Risk Connected to the Value of Tokens
- No Rights, Functionality, or Features Other than Strictly Provided Herein: The tokens do not have any rights, uses, purpose, attributes, functionalities, or features, express or implied, other than strictly provided in the documentation.
- Lack of Development of Market for Tokens: Because there has been no prior public trading market for the tokens, their sale may not result in an active or liquid market, and their price may be highly volatile.
- Risks Relating to Highly Speculative Traded Price: The valuation of digital tokens in a secondary market is usually not transparent and highly speculative. Token price can fluctuate greatly within a short period.
- Tokens May Have No Value: The tokens may have no value and there is no guarantee or representation of liquidity. The Company is not responsible for market value, transferability, and/or liquidity of the tokens.
Blockchain and Software Risks
- Blockchain Delay Risk: Block production can occur at random times, potentially causing delays.
- Risk of Software Weaknesses: The smart contract and underlying software are still in development stage and unproven. There may be risks of weaknesses, vulnerabilities, or bugs.
- The Blockchain: Blockchain networks are relatively new technologies with evolving architecture and design concepts. Security vulnerabilities may exist and errors in initial implementations could lead to losses.
Security Risks
- Risk of Loss of Private Keys: Loss of requisite private keys will result in loss of access to tokens.
- Lack of Token Security: Tokens may be subject to expropriation and/or theft through various types of cyber attacks.
- Risk of Incompatible Wallet Service: Wallet services must be technically compatible with the tokens.
Governmental Risk
- Uncertain Regulatory Framework: The regulatory status of cryptographic tokens is unclear or unsettled in many jurisdictions.

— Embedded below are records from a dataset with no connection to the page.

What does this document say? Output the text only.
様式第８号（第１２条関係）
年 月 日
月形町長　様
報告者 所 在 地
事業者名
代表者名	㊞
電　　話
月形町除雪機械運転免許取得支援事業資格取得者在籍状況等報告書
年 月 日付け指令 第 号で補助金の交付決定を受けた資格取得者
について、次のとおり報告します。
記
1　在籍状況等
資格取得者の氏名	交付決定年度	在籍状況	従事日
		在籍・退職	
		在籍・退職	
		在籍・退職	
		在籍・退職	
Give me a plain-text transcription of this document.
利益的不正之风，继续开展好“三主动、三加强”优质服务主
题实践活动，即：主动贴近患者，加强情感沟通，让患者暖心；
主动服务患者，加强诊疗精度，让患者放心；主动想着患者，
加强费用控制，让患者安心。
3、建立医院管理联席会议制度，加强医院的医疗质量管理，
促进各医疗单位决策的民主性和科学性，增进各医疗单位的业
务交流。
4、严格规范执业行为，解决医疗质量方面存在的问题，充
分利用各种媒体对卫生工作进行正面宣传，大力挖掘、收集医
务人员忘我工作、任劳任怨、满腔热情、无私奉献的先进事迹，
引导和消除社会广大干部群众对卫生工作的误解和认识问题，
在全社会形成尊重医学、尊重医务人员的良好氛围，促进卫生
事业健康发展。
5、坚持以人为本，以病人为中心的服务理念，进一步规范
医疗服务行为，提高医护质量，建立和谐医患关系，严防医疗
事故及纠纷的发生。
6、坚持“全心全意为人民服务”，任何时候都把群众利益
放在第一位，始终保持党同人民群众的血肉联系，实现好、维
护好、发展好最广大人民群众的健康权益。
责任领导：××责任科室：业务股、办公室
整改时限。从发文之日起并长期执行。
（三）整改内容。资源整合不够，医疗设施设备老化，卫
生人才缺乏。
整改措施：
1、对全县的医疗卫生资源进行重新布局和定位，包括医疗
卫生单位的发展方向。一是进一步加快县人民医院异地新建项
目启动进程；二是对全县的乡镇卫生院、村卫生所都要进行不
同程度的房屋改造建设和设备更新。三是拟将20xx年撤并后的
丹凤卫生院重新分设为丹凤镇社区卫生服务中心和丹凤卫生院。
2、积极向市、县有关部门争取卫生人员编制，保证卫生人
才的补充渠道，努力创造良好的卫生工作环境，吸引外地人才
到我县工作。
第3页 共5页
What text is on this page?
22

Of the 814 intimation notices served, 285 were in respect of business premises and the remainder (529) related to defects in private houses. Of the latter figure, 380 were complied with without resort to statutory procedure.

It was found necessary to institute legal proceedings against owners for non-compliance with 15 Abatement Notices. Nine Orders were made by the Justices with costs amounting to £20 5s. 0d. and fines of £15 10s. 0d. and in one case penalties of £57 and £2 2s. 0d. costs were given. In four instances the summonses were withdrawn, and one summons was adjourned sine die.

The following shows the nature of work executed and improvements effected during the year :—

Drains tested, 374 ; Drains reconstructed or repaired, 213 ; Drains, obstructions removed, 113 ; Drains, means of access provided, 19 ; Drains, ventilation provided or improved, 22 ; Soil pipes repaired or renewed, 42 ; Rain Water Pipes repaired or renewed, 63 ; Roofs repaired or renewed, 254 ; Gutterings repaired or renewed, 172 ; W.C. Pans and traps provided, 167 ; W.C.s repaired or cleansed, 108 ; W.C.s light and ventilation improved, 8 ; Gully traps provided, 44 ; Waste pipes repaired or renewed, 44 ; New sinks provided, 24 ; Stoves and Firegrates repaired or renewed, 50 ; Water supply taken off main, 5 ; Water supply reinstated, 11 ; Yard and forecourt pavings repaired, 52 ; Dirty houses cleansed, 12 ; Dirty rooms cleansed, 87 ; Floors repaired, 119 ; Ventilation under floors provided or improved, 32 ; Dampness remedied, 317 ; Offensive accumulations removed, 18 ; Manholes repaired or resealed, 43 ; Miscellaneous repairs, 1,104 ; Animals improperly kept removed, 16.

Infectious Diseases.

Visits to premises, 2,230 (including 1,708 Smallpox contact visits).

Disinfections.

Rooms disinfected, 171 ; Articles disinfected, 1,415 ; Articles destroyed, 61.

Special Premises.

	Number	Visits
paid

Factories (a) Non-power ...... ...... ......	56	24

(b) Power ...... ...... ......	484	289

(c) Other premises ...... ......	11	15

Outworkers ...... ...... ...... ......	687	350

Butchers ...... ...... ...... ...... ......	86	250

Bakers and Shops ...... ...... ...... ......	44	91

- Risk of Government Action: The industry may be subject to heightened oversight and scrutiny, including investigations or enforcement actions.
- Risk of Regulatory Changes: Changes in laws and regulations may negatively impact the tokens and Project operations.
Financial and Operational Risks
- Market Conditions: Challenging economic conditions may negatively affect the Company’s business and operations.
- Project Dependencies: The Project’s success depends on various factors including public interest, funding, and key personnel.
- Non-Refundable: Tokens are non-refundable except where required by applicable law.
Unanticipated Risks
Blockchain technologies and cryptographic tokens are relatively new and dynamic technologies. In addition to the risks included above, there are other risks associated with token purchase, holding, and use, including those that the Company cannot anticipate. Such risks may further appear as unanticipated variations or combinations of the risks discussed above.